Leiden vorausgeahnt

von Redaktion

Der „Messias“ in der Isarphilharmonie

Der Namenspatron schwingt beim Münchner Bach-Chor immer latent im Hinterkopf mit. Das gehört einfach zur Identität des traditionsreichen Ensembles und war nun auch deutlich zu spüren, als man in der Isarphilharmonie den „Messias“ zur Aufführung brachte. Denn obwohl Georg Friedrich Händel in seinem populären Oratorium das Leiden Christi bewusst durch den Jubel der Verkündigung und das Wunder der Auferstehung ausbalancierte, schien Dirigentin Johanna Soller die Passionsgeschichte schon im ersten Teil vorauszuahnen. Und so war es zunächst noch ein eher zurückhaltendes Jauchzen des Chores, das erst beim „For unto us a Child is born“ seine volle Wucht entfalten durfte.

Eher leicht besetzt war folgerichtig auch das Solisten-Quartett, aus dem Krystian Adam herausstach, der mit biegsamem Tenor bereits in seiner ersten Arie die Messlatte hoch legte. In ähnlichen Sphären durfte man aber ebenso Carine Tinney verorten, die mit klarem, instrumental geführtem Sopran gefiel. Während Grace Durham und Peter Harvey in den tieferen Lagen solide Leistung brachten, aber insgesamt doch eher unauffällig blieben.

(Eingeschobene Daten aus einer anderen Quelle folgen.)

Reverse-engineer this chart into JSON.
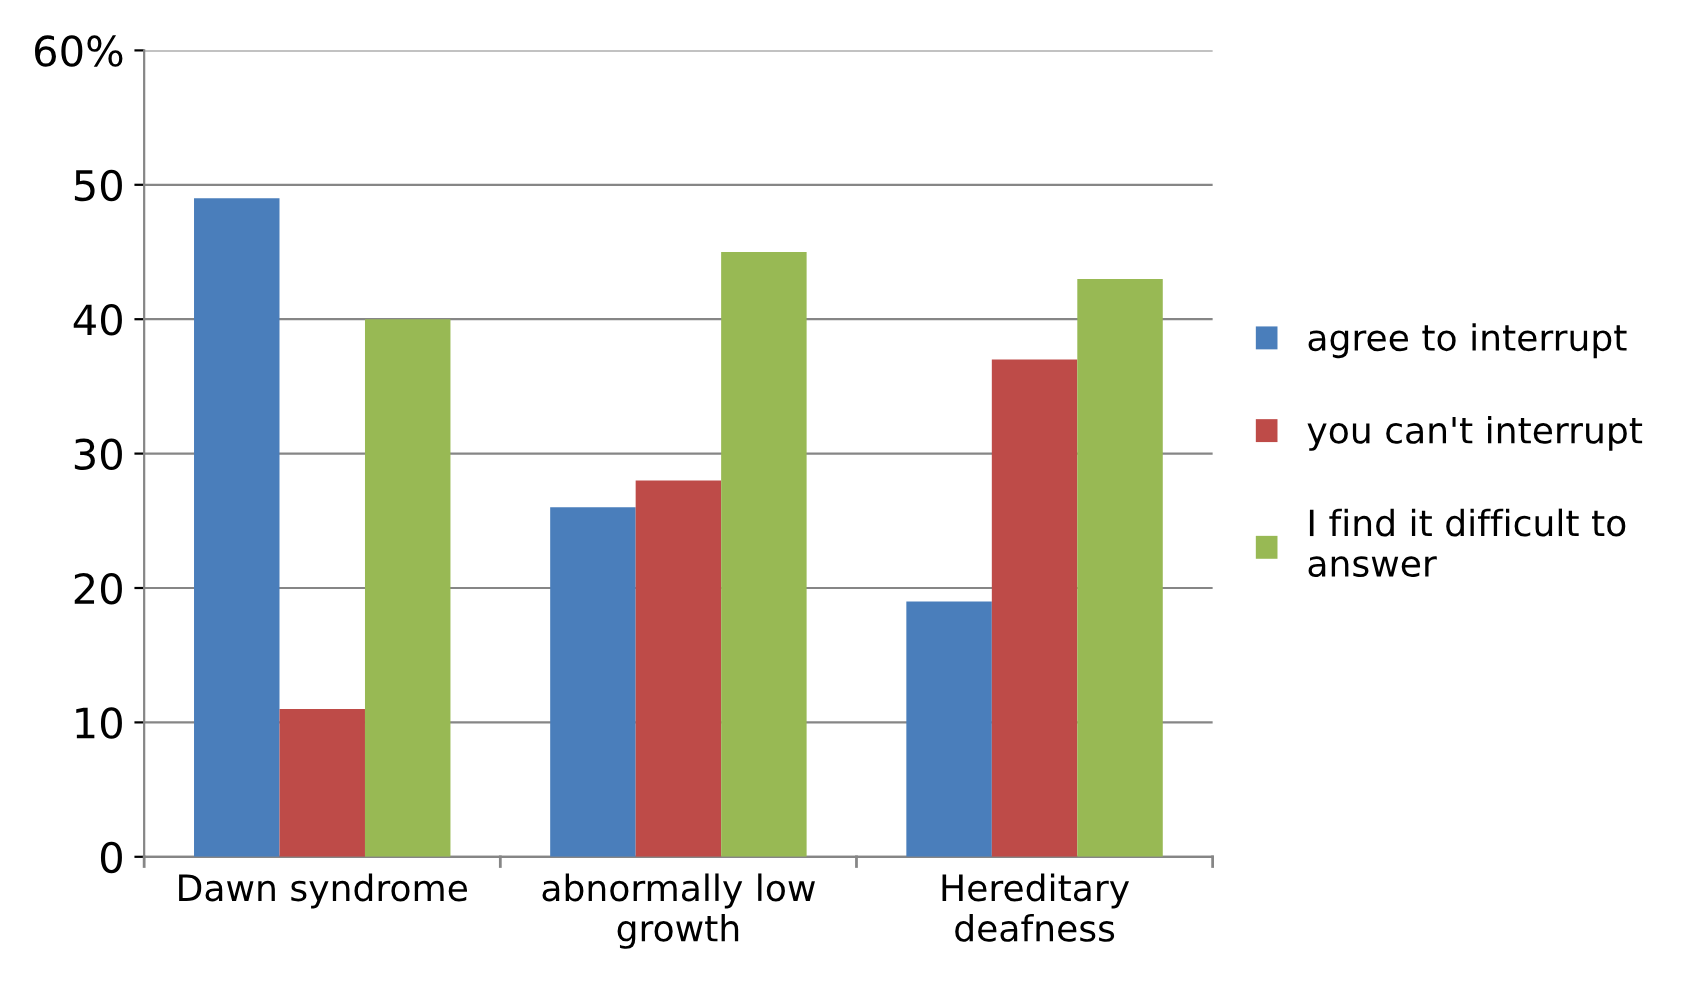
{
  "chart_data": {
    "type": "bar",
    "categories": [
      "Dawn syndrome",
      "abnormally low growth",
      "Hereditary deafness"
    ],
    "series": [
      {
        "name": "agree to interrupt",
        "color": "#4a7ebb",
        "values": [
          49,
          26,
          19
        ]
      },
      {
        "name": "you can't interrupt",
        "color": "#be4b48",
        "values": [
          11,
          28,
          37
        ]
      },
      {
        "name": "I find it difficult to answer",
        "color": "#98b954",
        "values": [
          40,
          45,
          43
        ]
      }
    ],
    "ylim": [
      0,
      60
    ],
    "yticks": [
      0,
      10,
      20,
      30,
      40,
      50,
      {
        "value": 60,
        "label": "60%"
      }
    ],
    "grid": "y",
    "legend": "right"
  }
}
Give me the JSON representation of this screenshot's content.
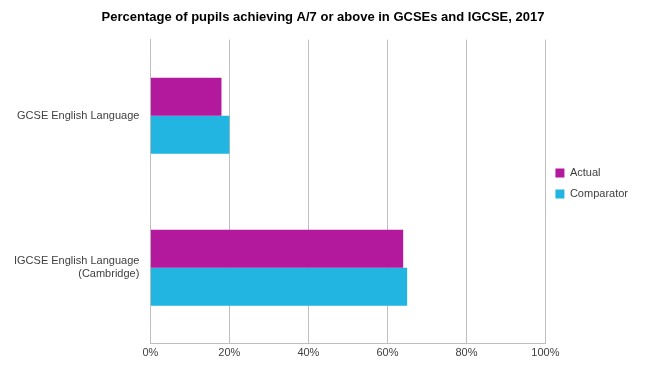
{
  "chart_data": {
    "type": "bar",
    "orientation": "horizontal",
    "title": "Percentage of pupils achieving A/7 or above in GCSEs and IGCSE, 2017",
    "categories": [
      "GCSE English Language",
      "IGCSE English Language (Cambridge)"
    ],
    "series": [
      {
        "name": "Actual",
        "color": "#b2199c",
        "values": [
          18,
          64
        ]
      },
      {
        "name": "Comparator",
        "color": "#22b5e2",
        "values": [
          20,
          65
        ]
      }
    ],
    "xlim": [
      0,
      100
    ],
    "xticks": [
      {
        "value": 0,
        "label": "0%"
      },
      {
        "value": 20,
        "label": "20%"
      },
      {
        "value": 40,
        "label": "40%"
      },
      {
        "value": 60,
        "label": "60%"
      },
      {
        "value": 80,
        "label": "80%"
      },
      {
        "value": 100,
        "label": "100%"
      }
    ],
    "grid": true,
    "legend": "right",
    "data_labels": false
  }
}
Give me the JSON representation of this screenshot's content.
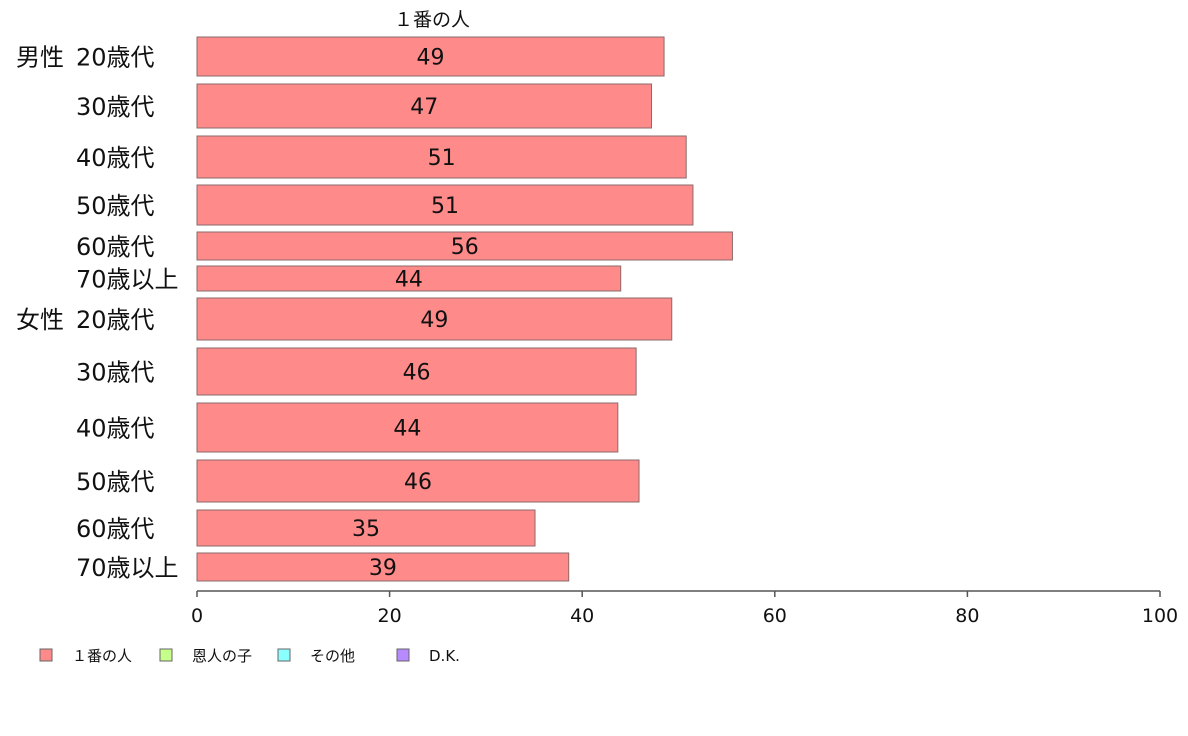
{
  "chart_data": {
    "type": "bar",
    "orientation": "horizontal",
    "title": "",
    "series_title": "１番の人",
    "xlim": [
      0,
      100
    ],
    "ticks": [
      0,
      20,
      40,
      60,
      80,
      100
    ],
    "groups": [
      {
        "name": "男性",
        "categories": [
          "20歳代",
          "30歳代",
          "40歳代",
          "50歳代",
          "60歳代",
          "70歳以上"
        ],
        "values": [
          48.5,
          47.2,
          50.8,
          51.5,
          55.6,
          44.0
        ],
        "labels": [
          "49",
          "47",
          "51",
          "51",
          "56",
          "44"
        ]
      },
      {
        "name": "女性",
        "categories": [
          "20歳代",
          "30歳代",
          "40歳代",
          "50歳代",
          "60歳代",
          "70歳以上"
        ],
        "values": [
          49.3,
          45.6,
          43.7,
          45.9,
          35.1,
          38.6
        ],
        "labels": [
          "49",
          "46",
          "44",
          "46",
          "35",
          "39"
        ]
      }
    ],
    "legend": [
      {
        "label": "１番の人",
        "color": "#ff8a8a"
      },
      {
        "label": "恩人の子",
        "color": "#c6ff8a"
      },
      {
        "label": "その他",
        "color": "#8affff"
      },
      {
        "label": "D.K.",
        "color": "#b88aff"
      }
    ],
    "legend_position": "bottom-left",
    "colors": {
      "bar": "#ff8a8a"
    },
    "grid": false
  }
}
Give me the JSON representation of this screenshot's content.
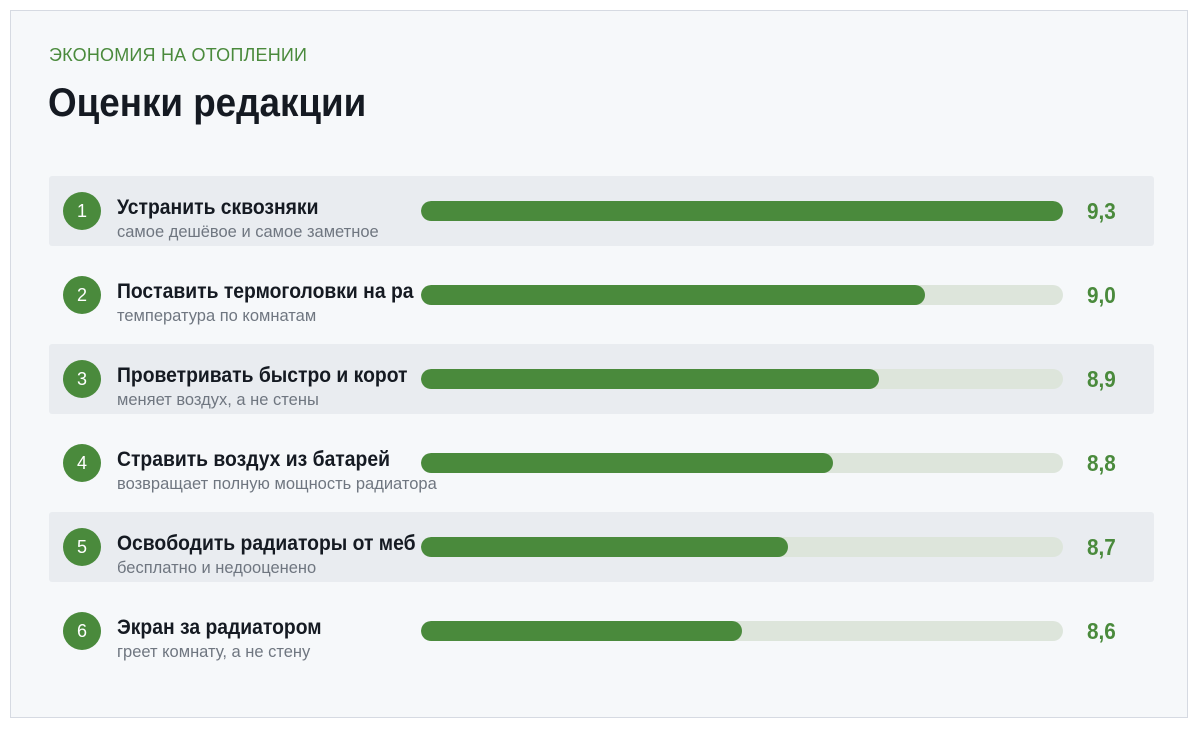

Das transparente Klangbild, auf das Soller ihren Chor und das stilistisch nicht minder sauber agierende Bach-Orchester getrimmt hatte, stand dieser Interpretation durchaus gut zu Gesicht. Da wurde selbst das vertraute „Hallelujah“ nicht nur als donnernde Bravournummer abgefeiert, sondern vom Chor differenziert angegangen und wirkungsvoll gesteigert. Und so war auch schnell wieder vergessen, dass sich die Dirigentin mit ihren breiten Tempi und ausgereizten Generalpausen hin und wieder doch ein wenig verkünstelt hatte. Für leichte Irritation sorgte vor allem die Pause, die mitten im zweiten Teil gesetzt wurde und den Chor „Lift up your heads“ etwas in der Luft hängen ließ. Wobei der Faden danach zum Glück schnell wieder aufgenommen wurde.